Good day good people
It was the day after my crowded night shift. I felt like my body was wrecked, stood and walked around all night long and only had 1 hour slept. I had waiting my friend that would subtitute me on that morning. 7.30 am She came on time. It was a blessing for me that It was mean the end of my shift.
But, eventough she came, I still had job to copy some of symposium’s things. So, I couldn’t go home but went outside to copy.
I cameback to ER after copying to collect it to my friend, but suddenly I saw my uncle in resusitation room. My heart beat fast; I knew it was mean bad thing. I went closer and saw my friends, my senior was trying hard to do cardiopulmonary resuscitation. Aunty said, uncle has a history of cardiovascular disease.
I knew..it wasn’t good.
Then one by one, my senior stopped. I knew.. It wasn’t good.

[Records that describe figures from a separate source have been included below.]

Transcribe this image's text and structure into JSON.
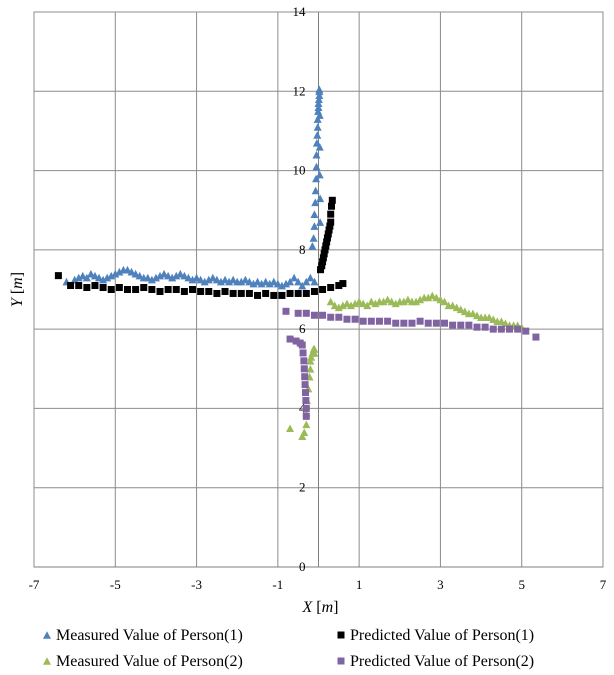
{
  "chart_data": {
    "type": "scatter",
    "title": "",
    "xlabel": "X [m]",
    "ylabel": "Y [m]",
    "xlim": [
      -7,
      7
    ],
    "ylim": [
      0,
      14
    ],
    "xticks": [
      -7,
      -5,
      -3,
      -1,
      1,
      3,
      5,
      7
    ],
    "yticks": [
      0,
      2,
      4,
      6,
      8,
      10,
      12,
      14
    ],
    "xtick_labels": [
      "-7",
      "-5",
      "-3",
      "-1",
      "1",
      "3",
      "5",
      "7"
    ],
    "ytick_labels": [
      "0",
      "2",
      "4",
      "6",
      "8",
      "10",
      "12",
      "14"
    ],
    "grid": true,
    "legend_position": "bottom",
    "series": [
      {
        "name": "Measured Value of Person(1)",
        "marker": "triangle",
        "color": "#4f81bd",
        "x": [
          -6.2,
          -6.0,
          -5.9,
          -5.8,
          -5.7,
          -5.6,
          -5.5,
          -5.4,
          -5.3,
          -5.2,
          -5.1,
          -5.0,
          -4.9,
          -4.8,
          -4.7,
          -4.6,
          -4.5,
          -4.4,
          -4.3,
          -4.2,
          -4.1,
          -4.0,
          -3.9,
          -3.8,
          -3.7,
          -3.6,
          -3.5,
          -3.4,
          -3.3,
          -3.2,
          -3.1,
          -3.0,
          -2.9,
          -2.8,
          -2.7,
          -2.6,
          -2.5,
          -2.4,
          -2.3,
          -2.2,
          -2.1,
          -2.0,
          -1.9,
          -1.8,
          -1.7,
          -1.6,
          -1.5,
          -1.4,
          -1.3,
          -1.2,
          -1.1,
          -1.0,
          -0.9,
          -0.8,
          -0.7,
          -0.6,
          -0.5,
          -0.4,
          -0.3,
          -0.2,
          -0.1,
          -0.15,
          -0.12,
          -0.1,
          -0.1,
          -0.08,
          -0.07,
          -0.06,
          -0.05,
          -0.05,
          -0.04,
          -0.03,
          -0.02,
          -0.02,
          -0.01,
          0.0,
          0.0,
          0.01,
          0.02,
          0.02,
          0.02,
          0.03,
          0.03,
          0.03,
          0.04,
          0.04
        ],
        "y": [
          7.2,
          7.25,
          7.3,
          7.35,
          7.3,
          7.4,
          7.35,
          7.3,
          7.25,
          7.3,
          7.35,
          7.4,
          7.45,
          7.5,
          7.5,
          7.45,
          7.4,
          7.35,
          7.3,
          7.3,
          7.25,
          7.3,
          7.35,
          7.4,
          7.35,
          7.3,
          7.35,
          7.4,
          7.35,
          7.3,
          7.25,
          7.3,
          7.25,
          7.2,
          7.25,
          7.3,
          7.25,
          7.2,
          7.25,
          7.2,
          7.25,
          7.2,
          7.2,
          7.25,
          7.2,
          7.15,
          7.2,
          7.15,
          7.2,
          7.15,
          7.2,
          7.15,
          7.1,
          7.15,
          7.2,
          7.3,
          7.2,
          7.1,
          7.2,
          7.3,
          7.2,
          8.1,
          8.3,
          8.6,
          8.9,
          9.2,
          9.5,
          9.8,
          10.1,
          10.4,
          10.7,
          10.9,
          11.1,
          11.3,
          11.5,
          11.6,
          11.7,
          11.8,
          11.9,
          12.0,
          12.05,
          11.4,
          10.6,
          9.9,
          9.3,
          8.7
        ]
      },
      {
        "name": "Predicted Value of Person(1)",
        "marker": "square",
        "color": "#000000",
        "x": [
          -6.4,
          -6.1,
          -5.9,
          -5.7,
          -5.5,
          -5.3,
          -5.1,
          -4.9,
          -4.7,
          -4.5,
          -4.3,
          -4.1,
          -3.9,
          -3.7,
          -3.5,
          -3.3,
          -3.1,
          -2.9,
          -2.7,
          -2.5,
          -2.3,
          -2.1,
          -1.9,
          -1.7,
          -1.5,
          -1.3,
          -1.1,
          -0.9,
          -0.7,
          -0.5,
          -0.3,
          -0.1,
          0.1,
          0.3,
          0.5,
          0.6,
          0.05,
          0.08,
          0.1,
          0.12,
          0.14,
          0.16,
          0.18,
          0.2,
          0.22,
          0.24,
          0.26,
          0.28,
          0.3,
          0.3,
          0.32,
          0.34
        ],
        "y": [
          7.35,
          7.1,
          7.1,
          7.05,
          7.1,
          7.05,
          7.0,
          7.05,
          7.0,
          7.0,
          7.05,
          7.0,
          6.95,
          7.0,
          7.0,
          6.95,
          7.0,
          6.95,
          6.95,
          6.9,
          6.95,
          6.9,
          6.9,
          6.9,
          6.85,
          6.9,
          6.85,
          6.85,
          6.9,
          6.9,
          6.9,
          6.95,
          7.0,
          7.05,
          7.1,
          7.15,
          7.5,
          7.6,
          7.7,
          7.8,
          7.9,
          8.0,
          8.1,
          8.2,
          8.3,
          8.4,
          8.5,
          8.6,
          8.7,
          8.9,
          9.1,
          9.25
        ]
      },
      {
        "name": "Measured Value of Person(2)",
        "marker": "triangle",
        "color": "#9bbb59",
        "x": [
          -0.7,
          -0.4,
          -0.35,
          -0.3,
          -0.3,
          -0.28,
          -0.25,
          -0.22,
          -0.2,
          -0.2,
          -0.18,
          -0.15,
          -0.12,
          -0.1,
          -0.1,
          0.3,
          0.4,
          0.5,
          0.6,
          0.7,
          0.8,
          0.9,
          1.0,
          1.1,
          1.2,
          1.3,
          1.4,
          1.5,
          1.6,
          1.7,
          1.8,
          1.9,
          2.0,
          2.1,
          2.2,
          2.3,
          2.4,
          2.5,
          2.6,
          2.7,
          2.8,
          2.9,
          3.0,
          3.1,
          3.2,
          3.3,
          3.4,
          3.5,
          3.6,
          3.7,
          3.8,
          3.9,
          4.0,
          4.1,
          4.2,
          4.3,
          4.4,
          4.5,
          4.6,
          4.7,
          4.8,
          4.9,
          5.0
        ],
        "y": [
          3.5,
          3.3,
          3.4,
          3.6,
          3.9,
          4.2,
          4.5,
          4.8,
          5.0,
          5.2,
          5.3,
          5.4,
          5.5,
          5.5,
          5.4,
          6.7,
          6.6,
          6.55,
          6.6,
          6.65,
          6.6,
          6.65,
          6.7,
          6.65,
          6.6,
          6.7,
          6.65,
          6.7,
          6.7,
          6.75,
          6.7,
          6.65,
          6.7,
          6.7,
          6.75,
          6.7,
          6.7,
          6.75,
          6.8,
          6.8,
          6.85,
          6.8,
          6.75,
          6.7,
          6.6,
          6.6,
          6.55,
          6.5,
          6.45,
          6.4,
          6.4,
          6.35,
          6.3,
          6.3,
          6.3,
          6.25,
          6.2,
          6.2,
          6.15,
          6.1,
          6.1,
          6.1,
          6.05
        ]
      },
      {
        "name": "Predicted Value of Person(2)",
        "marker": "square",
        "color": "#8064a2",
        "x": [
          -0.8,
          -0.5,
          -0.3,
          -0.1,
          0.1,
          0.3,
          0.5,
          0.7,
          0.9,
          1.1,
          1.3,
          1.5,
          1.7,
          1.9,
          2.1,
          2.3,
          2.5,
          2.7,
          2.9,
          3.1,
          3.3,
          3.5,
          3.7,
          3.9,
          4.1,
          4.3,
          4.5,
          4.7,
          4.9,
          5.1,
          5.35,
          -0.7,
          -0.55,
          -0.45,
          -0.4,
          -0.38,
          -0.36,
          -0.35,
          -0.34,
          -0.33,
          -0.32,
          -0.31,
          -0.3,
          -0.3
        ],
        "y": [
          6.45,
          6.4,
          6.4,
          6.35,
          6.35,
          6.3,
          6.3,
          6.25,
          6.25,
          6.2,
          6.2,
          6.2,
          6.2,
          6.15,
          6.15,
          6.15,
          6.2,
          6.15,
          6.15,
          6.15,
          6.1,
          6.1,
          6.1,
          6.05,
          6.05,
          6.0,
          6.0,
          6.0,
          6.0,
          5.95,
          5.8,
          5.75,
          5.7,
          5.65,
          5.6,
          5.4,
          5.2,
          5.0,
          4.8,
          4.6,
          4.4,
          4.2,
          4.0,
          3.8
        ]
      }
    ]
  }
}
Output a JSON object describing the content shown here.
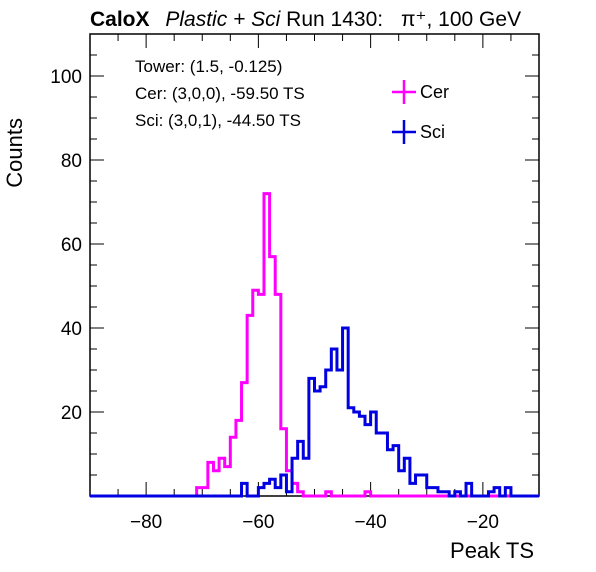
{
  "header": {
    "experiment": "CaloX",
    "config": "Plastic + Sci",
    "run": "Run 1430:",
    "particle": "π⁺, 100 GeV"
  },
  "annotations": [
    "Tower: (1.5, -0.125)",
    "Cer: (3,0,0), -59.50 TS",
    "Sci: (3,0,1), -44.50 TS"
  ],
  "chart_data": {
    "type": "histogram",
    "xlabel": "Peak TS",
    "ylabel": "Counts",
    "xlim": [
      -90,
      -10
    ],
    "ylim": [
      0,
      110
    ],
    "bin_width": 1,
    "x_ticks": [
      -80,
      -60,
      -40,
      -20
    ],
    "y_ticks": [
      20,
      40,
      60,
      80,
      100
    ],
    "legend_position": "top-right",
    "series": [
      {
        "name": "Cer",
        "color": "#ff00ff",
        "bins": [
          [
            -71,
            2
          ],
          [
            -70,
            2
          ],
          [
            -69,
            8
          ],
          [
            -68,
            6
          ],
          [
            -67,
            9
          ],
          [
            -66,
            7
          ],
          [
            -65,
            14
          ],
          [
            -64,
            18
          ],
          [
            -63,
            27
          ],
          [
            -62,
            43
          ],
          [
            -61,
            49
          ],
          [
            -60,
            48
          ],
          [
            -59,
            72
          ],
          [
            -58,
            57
          ],
          [
            -57,
            48
          ],
          [
            -56,
            16
          ],
          [
            -55,
            6
          ],
          [
            -54,
            3
          ],
          [
            -53,
            1
          ],
          [
            -48,
            1
          ],
          [
            -41,
            1
          ]
        ]
      },
      {
        "name": "Sci",
        "color": "#0000e0",
        "bins": [
          [
            -63,
            3
          ],
          [
            -60,
            2
          ],
          [
            -59,
            3
          ],
          [
            -58,
            4
          ],
          [
            -57,
            2
          ],
          [
            -56,
            5
          ],
          [
            -55,
            1
          ],
          [
            -54,
            9
          ],
          [
            -53,
            13
          ],
          [
            -52,
            9
          ],
          [
            -51,
            28
          ],
          [
            -50,
            25
          ],
          [
            -49,
            26
          ],
          [
            -48,
            30
          ],
          [
            -47,
            35
          ],
          [
            -46,
            30
          ],
          [
            -45,
            40
          ],
          [
            -44,
            21
          ],
          [
            -43,
            20
          ],
          [
            -42,
            19
          ],
          [
            -41,
            17
          ],
          [
            -40,
            20
          ],
          [
            -39,
            15
          ],
          [
            -38,
            15
          ],
          [
            -37,
            11
          ],
          [
            -36,
            12
          ],
          [
            -35,
            6
          ],
          [
            -34,
            9
          ],
          [
            -33,
            3
          ],
          [
            -32,
            5
          ],
          [
            -31,
            5
          ],
          [
            -30,
            2
          ],
          [
            -29,
            2
          ],
          [
            -28,
            1
          ],
          [
            -27,
            1
          ],
          [
            -25,
            1
          ],
          [
            -23,
            3
          ],
          [
            -19,
            1
          ],
          [
            -18,
            2
          ],
          [
            -16,
            2
          ]
        ]
      }
    ]
  }
}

And when they said, they had tried their best. I knew..
And when they showed me the flat ecg..
My heart begged, please.. Please don’t say. Please don’t say it!
– I wasn’t ready to hear that word to someone that I know-
“The time of death is.. Confirmed by the flat ecg..”
It was after a night shift. I hope it was only a nightmare because I felt asleep and when I wake up, everything just fine like before…
But, it was not. It was real and it is painful.
After uncle’s cremation 4 days later, my feeling got better. Still sad but to think that uncle’s procession was a half finisihed, it would be easier. I couldn’t attend all of the cremation ceremony’s procession because I had to go to hospital, for a night shift duty.
The night shift was the same as usual: crowded. But, I and seniors managed ourself so we could sleep in a different time. Although, in the morning, I still got dark circle in both of my eyes.
I arrived at home and got unconscious: hibernation lika a bear till the sun set in the evening. What a girl..
Suddenly, someone came and told me to examine another uncle because he was sick. I took my equipments like steto, spigmo and some medicine. I thought, it wouldn’t take so much time.
When I arrived, I saw uncle just like a confuse person. He didn’t replied to my question. The others person who was there said that uncle was had a convulsion before.
He should be good after a convulsion, but he still like a confuse person. I said to them that we need to took him to ER, so at least he could get oxygen or normal saline.
My senior examined him. After all of examination, she gave me her diagnosis that it was a cerebrovascular accident due to AF. I knew.. It was a bad news..
I was not ready, to hear such a word. My logic was collide. At that time I couldn’t think like a medical person. I denied anything I knew about it. Now I know, that was the feeling of patient’s family that can not accept a bad prognosis. As a doctor I know that however bad the prognosis should be told, but in the deep of heart, I still hope for a miracle.
I and my aunty and my cousin were stayed beside my uncle. I saw how his condition was deteriorated, but with his condition all we can do is waiting for uncle’s response. All medicine was already injected. Through his prognosis, I keeped hope.
That night was raining, a heavy rain. I got a call from my cousin. He said that uncle’s condition was worse. I was at home at that time. I called my friend in ER to come first while I in my father were heading to hospital. My friend was already there, said that my uncle’s was no response.
I am scared. I didn’t wanna hear again..
I arrived in hurry in hospital. I was late..
I heard them were crying, I saw all of medical device were detached from uncle’s body.
“Cah, I am sorry, just now your uncle was apneu (didn’t breath). We already did cardiopulmonary resuscitation but it couldn’t help” my friend said.
And, this painful truth asked our patient, to be patiently accept the truth.
Life asked death,
Why do people love me but hate you?
Because you are a beautiful lie and I am a painful truth.